August 23rd, 2007 at 12:34 pm
more field observations:
increased heart beat rate:
lust
physical exertion
general excietement
August 23rd, 2007 at 1:16 pm
Ferrum metalicum
http://www.homeoint.org/seror/decachords/fk.htm
http://www.hpathy.com/materiamedica/al...nkeynotes/allen-ferrum-metallicum.asp
August 23rd, 2007 at 1:47 pm
I met a man on a beach in Big Sur. He proved to be much more than that and had certain peculiarities that I couldn’t pay attention to while I was in his presence because I was completely in his presence and there was shortly after, no ‘me’. He had an unusual way of forcing the breath from his nostrils, holding his hands like he was gripping the reins of a horse and his face… it was an ancient oriental countenance such as you see in certain ivory and jade statures. His body was perfectly proportioned and he moved with an ease that was remarkable. I could not tell his age.
been playin with this outbreath thing. Interesting.
http://lesvisible.blogspot.com/
August 23rd, 2007 at 6:55 pm
Brilliant post. I’ve been doing this myself for a few months, off and on. It just makes you feel good to talk to strangers, I’ve found.
Two months ago, I saw a guy doing some sort of martial arts on the subway platform and I struck up a conversation with him about it on the train. Turns out he used to be a boxer and a construction worker. He told me all about Jack Johnson, the first black heavyweight champion of the world, not the sensitive-pony-tail guy singer. He also told me that he had been doing Aikido on the subway and that he’d been doing it for 19 years, since he was thirty. This guy did not look anywhere near his age, by the way. He talked about how he trained under one of the disciples of the founder of Aikido and spoke of him with such reverence and also regret for having turned his back on the dojo where he’d learned under this guy. I still remember his name, the subway martial artist: Al. Al told me that if I ever wanted to begin studying Aikido to go to his old sensei’s place and tell the old man that I was a friend of Al’s.

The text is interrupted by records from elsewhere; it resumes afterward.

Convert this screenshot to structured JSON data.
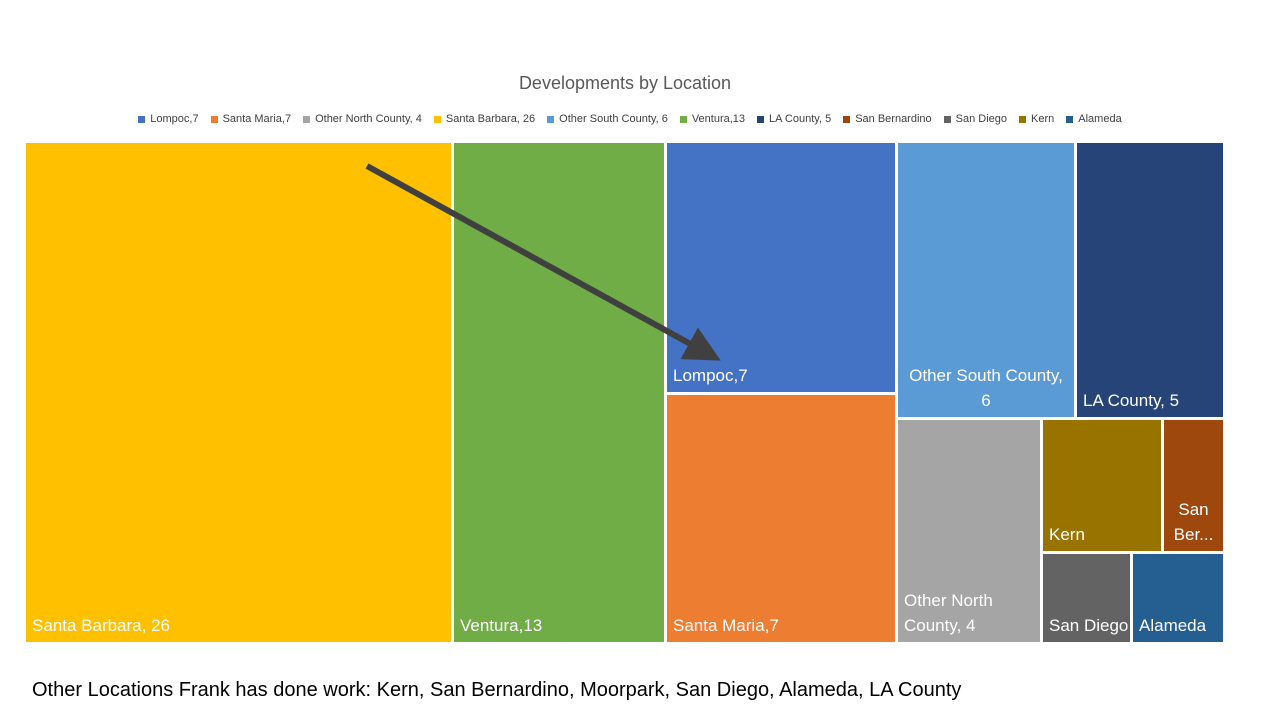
{
  "title": "Developments by Location",
  "legend": [
    {
      "label": "Lompoc,7",
      "color": "#4472C4"
    },
    {
      "label": "Santa Maria,7",
      "color": "#ED7D31"
    },
    {
      "label": "Other North County, 4",
      "color": "#A5A5A5"
    },
    {
      "label": "Santa Barbara, 26",
      "color": "#FFC000"
    },
    {
      "label": "Other South County, 6",
      "color": "#5B9BD5"
    },
    {
      "label": "Ventura,13",
      "color": "#70AD47"
    },
    {
      "label": "LA County, 5",
      "color": "#264478"
    },
    {
      "label": "San Bernardino",
      "color": "#9E480E"
    },
    {
      "label": "San Diego",
      "color": "#636363"
    },
    {
      "label": "Kern",
      "color": "#997300"
    },
    {
      "label": "Alameda",
      "color": "#255E91"
    }
  ],
  "chart_data": {
    "type": "treemap",
    "title": "Developments by Location",
    "legend_position": "top",
    "categories": [
      "Santa Barbara",
      "Ventura",
      "Lompoc",
      "Santa Maria",
      "Other South County",
      "LA County",
      "Other North County",
      "Kern",
      "San Bernardino",
      "San Diego",
      "Alameda"
    ],
    "values": [
      26,
      13,
      7,
      7,
      6,
      5,
      4,
      null,
      null,
      null,
      null
    ],
    "tiles": [
      {
        "key": "santa-barbara",
        "label": "Santa Barbara, 26",
        "color": "#FFC000"
      },
      {
        "key": "ventura",
        "label": "Ventura,13",
        "color": "#70AD47"
      },
      {
        "key": "lompoc",
        "label": "Lompoc,7",
        "color": "#4472C4"
      },
      {
        "key": "santa-maria",
        "label": "Santa Maria,7",
        "color": "#ED7D31"
      },
      {
        "key": "other-south-county",
        "label": "Other South County,\n6",
        "color": "#5B9BD5"
      },
      {
        "key": "la-county",
        "label": "LA County, 5",
        "color": "#264478"
      },
      {
        "key": "other-north-county",
        "label": "Other North\nCounty, 4",
        "color": "#A5A5A5"
      },
      {
        "key": "kern",
        "label": "Kern",
        "color": "#997300"
      },
      {
        "key": "san-bernardino",
        "label": "San\nBer...",
        "color": "#9E480E"
      },
      {
        "key": "san-diego",
        "label": "San Diego",
        "color": "#636363"
      },
      {
        "key": "alameda",
        "label": "Alameda",
        "color": "#255E91"
      }
    ]
  },
  "footer": "Other Locations Frank has done work: Kern, San Bernardino, Moorpark, San Diego, Alameda, LA County"
}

It turned out Al lived near me and I spent probably forty minutes talking, but mostly listening to him. And when we parted ways, man, I felt incredible.
The Gurdjieff thing that man told you is an incredible coincidence. I just received a letter in the mail from a friend who told me that he’d met Paul Goodman’s son who had revealed to him that, Wilhelm Reich slept with a bunch of his patients. Since I’m getting this at least third, if not fourth hand, I can’t speak to the veracity of it. But it’s interesting, anyway. I tend to put Gurdjieff and Reich together in my mind in the category of old, dead guys who knew a little something about “what’s going on” and how to start living authentically.
Peace, Tim.
August 24th, 2007 at 1:06 am
Words are swords. Also swords are words. Pulling the sword from the stone; pulling the word from the tone.
I’m a bit of a hermit myself, but I find when I do go out and meet and talk to other people I feel better somehow; like I’ve connected.
I’m jealous of your Trader Joe’s. None of that out here in Hawaii. I miss the thin frozen pizzas, the potstickers and those big chunks of chocolate bars at the checkout.
Really enjoyed this read, by the way!